Understanding how AI models predict customer behaviors can help retailers refine their marketing strategies. MAIA could reveal how different features influence predictions of customer needs and preferences.

Q&A

Browse the FAQ below. Submit additional questions through the form or email Emily Goldman, MIT AI Hardware Program Manager, at ediamond@mit.edu.

Submit a Question

How can MAIA scale to large models?

We think MAIA can be scaled to larger models. The main idea is that the agent can selectively deepen investigations based on preliminary results, which conserves resources. For most units, basic experiments (e.g. calling dataset exemplars) reveal enough information to decide their relevance to specific features. For example, let’s assume we want to identify all units in a vision model that are sensitive to the concept of “faces.” MAIA will scan all units within the model. When calling the “dataset exemplars” tool (a tool that feeds preselected images that cover a broad range of categories to the model) MAIA can quickly determine that most units show no activation or relevance to faces, thus eliminating the need for further testing on these units. For a subset of units that exhibit potential sensitivity to faces, MAIA can then design targeted, in-depth experiments.

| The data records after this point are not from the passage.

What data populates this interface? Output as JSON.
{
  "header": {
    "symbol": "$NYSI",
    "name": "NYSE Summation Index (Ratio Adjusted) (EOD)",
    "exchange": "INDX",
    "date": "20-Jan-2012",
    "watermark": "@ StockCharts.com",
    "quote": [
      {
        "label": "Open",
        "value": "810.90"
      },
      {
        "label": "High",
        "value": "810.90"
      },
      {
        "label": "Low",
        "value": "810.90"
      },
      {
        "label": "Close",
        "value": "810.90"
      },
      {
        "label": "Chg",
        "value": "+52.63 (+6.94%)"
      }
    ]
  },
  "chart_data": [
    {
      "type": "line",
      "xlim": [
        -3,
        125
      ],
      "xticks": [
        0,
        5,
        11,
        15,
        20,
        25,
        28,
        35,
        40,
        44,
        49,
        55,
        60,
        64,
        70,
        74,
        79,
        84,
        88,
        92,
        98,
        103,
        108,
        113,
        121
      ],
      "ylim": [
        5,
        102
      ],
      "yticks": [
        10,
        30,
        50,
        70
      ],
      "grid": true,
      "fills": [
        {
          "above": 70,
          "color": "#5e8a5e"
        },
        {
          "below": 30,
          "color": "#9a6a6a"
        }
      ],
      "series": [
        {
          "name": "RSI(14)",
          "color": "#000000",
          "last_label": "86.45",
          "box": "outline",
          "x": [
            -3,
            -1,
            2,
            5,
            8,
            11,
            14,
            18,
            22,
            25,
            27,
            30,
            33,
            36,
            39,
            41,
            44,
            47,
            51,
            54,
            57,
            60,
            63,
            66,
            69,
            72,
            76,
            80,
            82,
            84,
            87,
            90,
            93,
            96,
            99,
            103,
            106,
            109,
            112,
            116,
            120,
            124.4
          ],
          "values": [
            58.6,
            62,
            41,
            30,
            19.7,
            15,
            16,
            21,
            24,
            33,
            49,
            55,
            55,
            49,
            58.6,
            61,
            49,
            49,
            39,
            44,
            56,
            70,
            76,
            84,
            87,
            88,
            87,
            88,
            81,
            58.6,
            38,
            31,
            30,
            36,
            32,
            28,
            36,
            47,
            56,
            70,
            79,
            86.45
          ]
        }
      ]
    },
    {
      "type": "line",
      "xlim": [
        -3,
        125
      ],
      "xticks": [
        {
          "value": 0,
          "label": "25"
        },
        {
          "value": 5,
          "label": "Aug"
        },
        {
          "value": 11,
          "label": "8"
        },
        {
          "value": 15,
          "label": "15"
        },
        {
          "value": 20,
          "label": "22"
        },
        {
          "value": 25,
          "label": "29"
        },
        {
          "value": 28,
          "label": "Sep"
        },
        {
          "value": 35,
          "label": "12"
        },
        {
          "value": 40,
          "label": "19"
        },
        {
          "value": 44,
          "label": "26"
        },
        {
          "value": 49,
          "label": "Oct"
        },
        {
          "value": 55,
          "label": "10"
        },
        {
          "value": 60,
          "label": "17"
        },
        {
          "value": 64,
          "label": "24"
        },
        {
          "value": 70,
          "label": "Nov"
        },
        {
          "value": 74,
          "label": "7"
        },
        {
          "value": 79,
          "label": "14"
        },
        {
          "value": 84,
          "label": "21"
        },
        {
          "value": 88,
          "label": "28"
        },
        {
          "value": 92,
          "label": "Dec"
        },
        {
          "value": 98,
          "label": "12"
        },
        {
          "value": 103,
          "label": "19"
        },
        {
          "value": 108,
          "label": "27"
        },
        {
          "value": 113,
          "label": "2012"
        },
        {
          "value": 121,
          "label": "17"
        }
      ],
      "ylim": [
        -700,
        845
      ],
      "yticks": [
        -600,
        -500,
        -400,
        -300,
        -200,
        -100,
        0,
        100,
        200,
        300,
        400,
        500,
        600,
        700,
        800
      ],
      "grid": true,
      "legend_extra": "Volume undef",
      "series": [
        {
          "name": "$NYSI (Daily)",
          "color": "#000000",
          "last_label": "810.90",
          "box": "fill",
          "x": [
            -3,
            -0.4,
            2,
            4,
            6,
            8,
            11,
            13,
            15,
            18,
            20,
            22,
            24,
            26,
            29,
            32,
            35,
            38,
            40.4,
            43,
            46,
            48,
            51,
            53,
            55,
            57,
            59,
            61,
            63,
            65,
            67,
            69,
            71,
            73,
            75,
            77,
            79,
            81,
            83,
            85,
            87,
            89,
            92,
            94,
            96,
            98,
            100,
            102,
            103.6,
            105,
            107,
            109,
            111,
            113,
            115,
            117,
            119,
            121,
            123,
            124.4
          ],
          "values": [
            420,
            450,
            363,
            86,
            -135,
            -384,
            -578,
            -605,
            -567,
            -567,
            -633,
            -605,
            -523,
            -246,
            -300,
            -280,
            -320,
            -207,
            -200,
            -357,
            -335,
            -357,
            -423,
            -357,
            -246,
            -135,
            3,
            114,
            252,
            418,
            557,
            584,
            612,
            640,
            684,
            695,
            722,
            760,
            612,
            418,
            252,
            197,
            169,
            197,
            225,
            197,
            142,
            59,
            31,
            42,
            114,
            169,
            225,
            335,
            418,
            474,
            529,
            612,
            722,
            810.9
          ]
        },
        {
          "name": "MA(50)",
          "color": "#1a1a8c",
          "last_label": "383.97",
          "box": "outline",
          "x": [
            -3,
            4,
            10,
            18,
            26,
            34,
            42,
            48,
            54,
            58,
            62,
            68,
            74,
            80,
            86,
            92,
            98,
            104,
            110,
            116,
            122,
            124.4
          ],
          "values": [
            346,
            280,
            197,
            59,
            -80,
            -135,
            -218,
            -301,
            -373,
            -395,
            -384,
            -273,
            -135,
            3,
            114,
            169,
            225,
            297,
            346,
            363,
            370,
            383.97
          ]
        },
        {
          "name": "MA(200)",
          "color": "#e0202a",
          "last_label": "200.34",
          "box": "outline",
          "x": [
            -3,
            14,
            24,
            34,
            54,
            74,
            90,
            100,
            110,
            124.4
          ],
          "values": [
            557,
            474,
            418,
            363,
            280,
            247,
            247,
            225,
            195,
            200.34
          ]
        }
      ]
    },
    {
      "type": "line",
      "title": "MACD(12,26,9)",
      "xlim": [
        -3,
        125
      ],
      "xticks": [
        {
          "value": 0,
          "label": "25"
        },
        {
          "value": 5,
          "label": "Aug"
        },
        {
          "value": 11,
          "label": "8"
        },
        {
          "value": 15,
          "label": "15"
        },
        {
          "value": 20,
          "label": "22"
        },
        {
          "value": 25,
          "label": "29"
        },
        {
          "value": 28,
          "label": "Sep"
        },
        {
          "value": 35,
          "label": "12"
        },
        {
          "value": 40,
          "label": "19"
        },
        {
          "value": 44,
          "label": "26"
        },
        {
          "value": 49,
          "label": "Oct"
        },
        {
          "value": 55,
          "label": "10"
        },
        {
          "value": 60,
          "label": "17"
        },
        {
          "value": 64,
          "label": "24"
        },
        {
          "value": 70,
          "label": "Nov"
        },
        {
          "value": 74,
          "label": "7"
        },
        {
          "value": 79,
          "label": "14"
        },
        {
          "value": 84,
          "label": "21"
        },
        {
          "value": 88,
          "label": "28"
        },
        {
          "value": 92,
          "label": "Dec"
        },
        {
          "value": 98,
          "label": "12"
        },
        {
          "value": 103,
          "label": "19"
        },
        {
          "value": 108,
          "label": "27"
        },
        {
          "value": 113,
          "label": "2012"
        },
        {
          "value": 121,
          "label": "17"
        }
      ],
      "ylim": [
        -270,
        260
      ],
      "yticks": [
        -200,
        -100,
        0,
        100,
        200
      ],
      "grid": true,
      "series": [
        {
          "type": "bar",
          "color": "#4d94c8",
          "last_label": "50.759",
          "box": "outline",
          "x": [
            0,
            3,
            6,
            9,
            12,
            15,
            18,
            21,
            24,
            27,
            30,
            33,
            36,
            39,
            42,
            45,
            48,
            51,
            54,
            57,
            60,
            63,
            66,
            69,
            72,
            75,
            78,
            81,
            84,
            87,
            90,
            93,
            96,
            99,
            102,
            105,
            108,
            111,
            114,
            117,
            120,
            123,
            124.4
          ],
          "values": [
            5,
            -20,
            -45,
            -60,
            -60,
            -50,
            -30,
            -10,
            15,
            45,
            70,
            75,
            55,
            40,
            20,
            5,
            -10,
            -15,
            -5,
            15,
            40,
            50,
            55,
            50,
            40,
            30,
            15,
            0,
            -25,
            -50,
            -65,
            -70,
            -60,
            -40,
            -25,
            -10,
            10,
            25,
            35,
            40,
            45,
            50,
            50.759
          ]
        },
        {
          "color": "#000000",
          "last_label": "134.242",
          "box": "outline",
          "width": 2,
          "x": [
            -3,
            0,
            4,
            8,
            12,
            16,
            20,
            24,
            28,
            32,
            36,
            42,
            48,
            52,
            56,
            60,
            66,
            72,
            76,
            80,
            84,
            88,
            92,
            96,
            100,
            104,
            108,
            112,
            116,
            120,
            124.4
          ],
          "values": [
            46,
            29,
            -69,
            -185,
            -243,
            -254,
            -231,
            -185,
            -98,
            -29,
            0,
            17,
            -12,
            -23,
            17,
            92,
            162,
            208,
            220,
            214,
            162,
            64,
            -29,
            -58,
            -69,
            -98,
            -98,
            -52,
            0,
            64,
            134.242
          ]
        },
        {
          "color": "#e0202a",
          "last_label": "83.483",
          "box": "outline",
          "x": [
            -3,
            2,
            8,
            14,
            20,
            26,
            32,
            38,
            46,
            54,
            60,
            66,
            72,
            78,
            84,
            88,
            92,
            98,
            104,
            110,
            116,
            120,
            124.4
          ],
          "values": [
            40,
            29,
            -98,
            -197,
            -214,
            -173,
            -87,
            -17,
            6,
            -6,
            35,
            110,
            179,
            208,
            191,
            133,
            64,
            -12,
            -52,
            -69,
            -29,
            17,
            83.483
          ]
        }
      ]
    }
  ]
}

How can a company contribute to MAIA development?

A company can contribute access to models or infrastructure to run large-scale experiments: this will depend on the type of task we wish to solve. For neuron labeling, it mostly requires working on efficient parallelization techniques. For other tasks that involve testing relations between different units within the model, we might need to include additional tools to efficiently track experiments (instead of keeping results in context).

What models did you test in the MAIA paper?

The models we’ve checked in the paper:
1. ResNet-152: CNN-based image classification network
2. CLIP-RN50: clip vision encoder (embed an image to the shared latent space)
3. DINO: A Vision Transformer trained for unsupervised representation learning
Please note that MAIA is not restricted to any specific architectural design and can work with different types of models.